According to Davis, the school division is required to review prices annually. The lunch price increase comes one year after a 10-cent price increase for meals across the division.

“It’s a formula — I didn’t choose the price. It’s a formula that we put into a tool and they tell us what it’s going to be for the school year,” Davis said regarding the price increase.

Davis said until lunches are $2.86, which is required by the United States Department of Agriculture (USDA), the division will probably add 5 cents to the meal price a year.

Davis also presented a policy change to the school board regarding students charging meals to their accounts.

Davis said in previous years after students forgot to pay off their accounts for lunches, the division would let the debt go after a certain time period.
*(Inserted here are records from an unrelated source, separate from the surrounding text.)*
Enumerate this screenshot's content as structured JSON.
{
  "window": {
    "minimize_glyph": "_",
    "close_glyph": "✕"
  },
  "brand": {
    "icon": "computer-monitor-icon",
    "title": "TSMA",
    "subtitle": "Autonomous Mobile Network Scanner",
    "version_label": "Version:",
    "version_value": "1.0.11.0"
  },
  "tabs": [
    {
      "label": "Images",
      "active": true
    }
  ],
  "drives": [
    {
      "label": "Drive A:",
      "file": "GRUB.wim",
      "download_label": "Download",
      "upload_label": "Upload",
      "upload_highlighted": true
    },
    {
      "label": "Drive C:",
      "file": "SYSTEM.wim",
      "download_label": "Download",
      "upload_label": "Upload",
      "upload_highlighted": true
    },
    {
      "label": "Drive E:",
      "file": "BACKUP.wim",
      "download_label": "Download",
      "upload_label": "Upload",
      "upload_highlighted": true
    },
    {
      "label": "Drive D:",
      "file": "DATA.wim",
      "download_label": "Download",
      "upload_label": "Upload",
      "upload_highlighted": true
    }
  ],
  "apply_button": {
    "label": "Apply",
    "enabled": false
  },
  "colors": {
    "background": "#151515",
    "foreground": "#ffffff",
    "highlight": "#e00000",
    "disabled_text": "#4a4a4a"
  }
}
“We can’t wipe it clean anymore, Davis said. “It’s just the government is not allowing it and to raise the school price, that’s being dictated by the USDA too. They’re requiring us to do it,” Davis said.

Davis said previously there was no threshold for the amount students between pre-K and fourth grade could charge, noting that some students had owed amounts of upwards of $1,000.

“I think parents know that … it’s going to be a zero balance at the end of the school year and that’s why a lot of them won’t pay,” Davis said. “You do have the honest ones that will pay … They pay at the end of the month because they know.”

According to Division Superintendent Dr. Barbara Johnson, there is approximately $18,000 in debt from parents not paying for the charged meals.

“We can figure out how to pay it and still pursue,” she said.